My 1 year old always seems to be unhappy. I’m just so down about the whole situation.
He hates being put in the pram, he has huge tantrums and it’s just so traumatic, I dread putting him in it. Same with the car seat and high chair. He really arches his back, and screams. It’s awful, everyone stares at me as if I’m hurting him or something.
He also hates having his nappy changed. It’s an absolute nightmare, he squirms and has tantrums. When he’s had a number 2 it just goes everywhere. He hates getting dressed in general.
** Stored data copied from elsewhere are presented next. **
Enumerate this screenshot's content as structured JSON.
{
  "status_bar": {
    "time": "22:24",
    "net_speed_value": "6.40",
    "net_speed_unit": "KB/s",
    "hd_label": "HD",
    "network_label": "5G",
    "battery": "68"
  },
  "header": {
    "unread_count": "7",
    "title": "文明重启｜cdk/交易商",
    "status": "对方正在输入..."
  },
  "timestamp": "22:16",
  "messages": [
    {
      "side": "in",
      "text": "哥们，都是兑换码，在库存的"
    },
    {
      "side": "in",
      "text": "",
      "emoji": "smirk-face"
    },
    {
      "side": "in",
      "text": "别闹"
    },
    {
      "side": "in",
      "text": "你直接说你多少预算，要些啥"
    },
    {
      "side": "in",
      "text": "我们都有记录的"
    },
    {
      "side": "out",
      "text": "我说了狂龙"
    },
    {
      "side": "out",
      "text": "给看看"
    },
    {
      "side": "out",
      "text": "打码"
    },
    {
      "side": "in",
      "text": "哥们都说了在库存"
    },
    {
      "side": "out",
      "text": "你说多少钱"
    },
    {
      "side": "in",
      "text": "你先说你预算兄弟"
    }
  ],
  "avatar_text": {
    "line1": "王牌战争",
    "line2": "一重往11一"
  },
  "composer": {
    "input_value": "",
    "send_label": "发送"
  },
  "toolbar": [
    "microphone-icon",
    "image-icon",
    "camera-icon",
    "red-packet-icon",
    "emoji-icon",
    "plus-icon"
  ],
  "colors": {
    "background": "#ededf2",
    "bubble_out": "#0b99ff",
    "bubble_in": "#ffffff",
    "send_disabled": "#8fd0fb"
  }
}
Giving him medicine is just awful too, we have to pin him down, he screams, it’s just horrendous.
I’m just trying to look after him and be a good mum but I always feel like everything I do is making him miserable. I don’t know how to make it better and I can’t see a light at the end of the tunnel.
I don’t know if I’m being stupid but sometimes I feel like he just doesn’t like me. He will often just ignore me when I try to play or sing to him, and he doesn’t want me to cuddle or kiss me. He’s not that bothered when I get home from work and pick him up from nursery. I see other babies smile like crazy when they see their parents.
Has anyone experienced this and does it get better? I feel like when I see other babies of a similar age they seem so much happier.
I feel so terrible for writing this, but I’m just so down.